A Study to Evaluate Pharmacokinetics and Potential Drug Interactions of a Fixed-dose Combination Tablet, HL-040XC, in Healthy Male Subjects

HanAll Biopharma

Status and phase

Completed

Phase 1

Conditions

Hypertension

Hyperlipidemia

Treatments

Drug: HL040XC

Drug: Losartan + Atorvastatin

Study type

Interventional

Funder types

Industry

Identifiers

NCT01806324

HL-040XC-US-001

Details and patient eligibility

About

The objective of this study is:

To evaluate the pharmacokinetics and safety of an experimental combination tablet containing 20 mg atorvastatin and 50 mg losartan potassium when administered orally as a single dose to healthy male subjects, compared with the concomitant administration of 20 mg atorvastatin and 50 mg losartan potassium tablets.

Enrollment

30 patients

Sex

Male

Ages

19 to 50 years old

Volunteers

Accepts Healthy Volunteers

Inclusion criteria

Healthy male subjects between 19 and 50 years of age, inclusive.
Subjects who weigh at least 121 pounds (55 kg), and are within ± 20% of their of ideal body weight (IBW). IBW (kg) = [height (cm) - 100] x 0.9.
Subjects who don't have any congenital or chronic disease.
Subjects who don't have any clinically significant abnormality on vital sign measurement, physical examination, clinical lab test, and ECG test at Screening.
Subjects who are able to read and understand the consent form.

Exclusion criteria

Subjects who have any history or presence of hypersensitivity to HMG-CoA reductase inhibitors such as atorvastatin or angiotensin receptor blockers such as losartan.
Subjects who have any medical history that may affect the absorption, distribution, metabolism, and excretion of study drugs (e.g., cardiovascular, respiratory, renal, endocrinal, hematological, digestive, neurological, or psychiatric disease).
Subjects who have a creatinine clearance < 80 mL/min, which is calculated by Cockcroft-Gault equation: (140 - age) x (Wt in kg) / (72 x sCr).
Subjects who had a severe injury or surgery within 4 weeks prior to Screening.
Subjects who have a positive drug screen.
Subjects who take any prescription or herbal drug within 1 week prior to Screening.
Subjects who take any over-the counter (OTC) drug, which may affect this study or the subject's safety according to the judgment of investigator, at Screening.
Subjects who take any herbal drug containing St.

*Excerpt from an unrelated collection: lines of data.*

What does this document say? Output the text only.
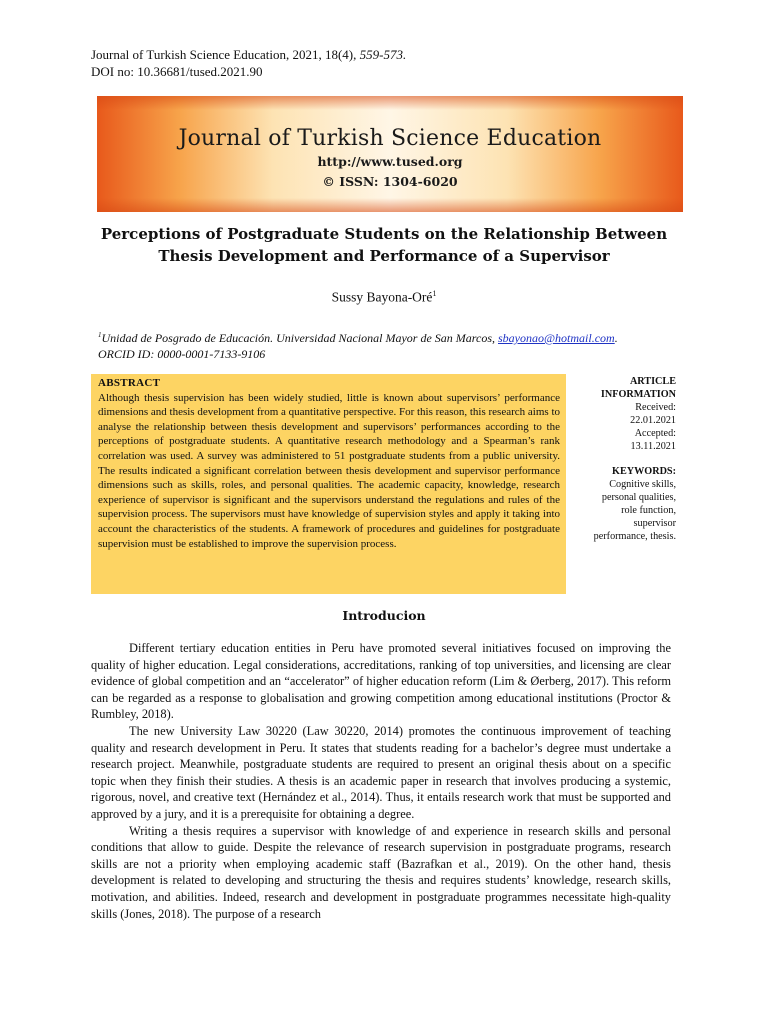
Journal of Turkish Science Education, 2021, 18(4), 559-573.
DOI no: 10.36681/tused.2021.90
Journal of Turkish Science Education
http://www.tused.org
© ISSN: 1304-6020
Perceptions of Postgraduate Students on the Relationship Between
Thesis Development and Performance of a Supervisor
Sussy Bayona-Oré$^1$
$^1$Unidad de Posgrado de Educación. Universidad Nacional Mayor de San Marcos, sbayonao@hotmail.com.
ORCID ID: 0000-0001-7133-9106
ABSTRACT
Although thesis supervision has been widely studied, little is known about supervisors’ performance dimensions and thesis development from a quantitative perspective. For this reason, this research aims to analyse the relationship between thesis development and supervisors’ performances according to the perceptions of postgraduate students. A quantitative research methodology and a Spearman’s rank correlation was used. A survey was administered to 51 postgraduate students from a public university. The results indicated a significant correlation between thesis development and supervisor performance dimensions such as skills, roles, and personal qualities. The academic capacity, knowledge, research experience of supervisor is significant and the supervisors understand the regulations and rules of the supervision process. The supervisors must have knowledge of supervision styles and apply it taking into account the characteristics of the students. A framework of procedures and guidelines for postgraduate supervision must be established to improve the supervision process.
ARTICLE
INFORMATION
Received:
22.01.2021
Accepted:
13.11.2021
KEYWORDS:
Cognitive skills,
personal qualities,
role function,
supervisor
performance, thesis.
Introducion

Different tertiary education entities in Peru have promoted several initiatives focused on improving the quality of higher education. Legal considerations, accreditations, ranking of top universities, and licensing are clear evidence of global competition and an “accelerator” of higher education reform (Lim & Øerberg, 2017). This reform can be regarded as a response to globalisation and growing competition among educational institutions (Proctor & Rumbley, 2018).

The new University Law 30220 (Law 30220, 2014) promotes the continuous improvement of teaching quality and research development in Peru. It states that students reading for a bachelor’s degree must undertake a research project. Meanwhile, postgraduate students are required to present an original thesis about on a specific topic when they finish their studies. A thesis is an academic paper in research that involves producing a systemic, rigorous, novel, and creative text (Hernández et al., 2014). Thus, it entails research work that must be supported and approved by a jury, and it is a prerequisite for obtaining a degree.

Writing a thesis requires a supervisor with knowledge of and experience in research skills and personal conditions that allow to guide. Despite the relevance of research supervision in postgraduate programs, research skills are not a priority when employing academic staff (Bazrafkan et al., 2019). On the other hand, thesis development is related to developing and structuring the thesis and requires students’ knowledge, research skills, motivation, and abilities. Indeed, research and development in postgraduate programmes necessitate high-quality skills (Jones, 2018). The purpose of a research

John's Wort or other drugs, which are metabolized by CYP3A4 enzyme or inhibit or stimulate CYP enzyme (e.g., itraconazole, ketoconazole, erythromycin, clarithromycin, telithromycin, HIV protease inhibitor, nefazodone) within 4 weeks prior to Screening.
Subjects who have abnormal meal pattern that may affect the absorption, distribution, metabolism, and excretion of study drugs (e.g., taking grapefruit juice over 1 L per day).
Subjects who received an investigational product within 4 weeks prior to Screening.
Subjects who have donated blood within 6 weeks prior to Screening.
Subjects who consume alcohol over 21 units per week (1 unit = 150 mL of wine, 360 mL of beer, or 45 mL of 40% alcohol) and can't accept the prohibition of alcohol during this clinical study.
Subjects who smoke more than 10 cigarettes per day.
Subjects who have low blood pressure (systolic ≤ 100 mmHg or diastolic ≤ 65 mmHg) or high blood pressure (systolic ≥ 150 mmHg or diastolic ≥ 95 mmHg) at Screening.
Subjects who test positive on serology HBsAg, HCV Ab, HIV Ab or VDRL at Screening.
Subjects who have active liver disease or elevated serum transaminase level higher than 3 times of upper limit of normal.
Subjects who have the inability in the opinion of the investigator to comply with the protocol.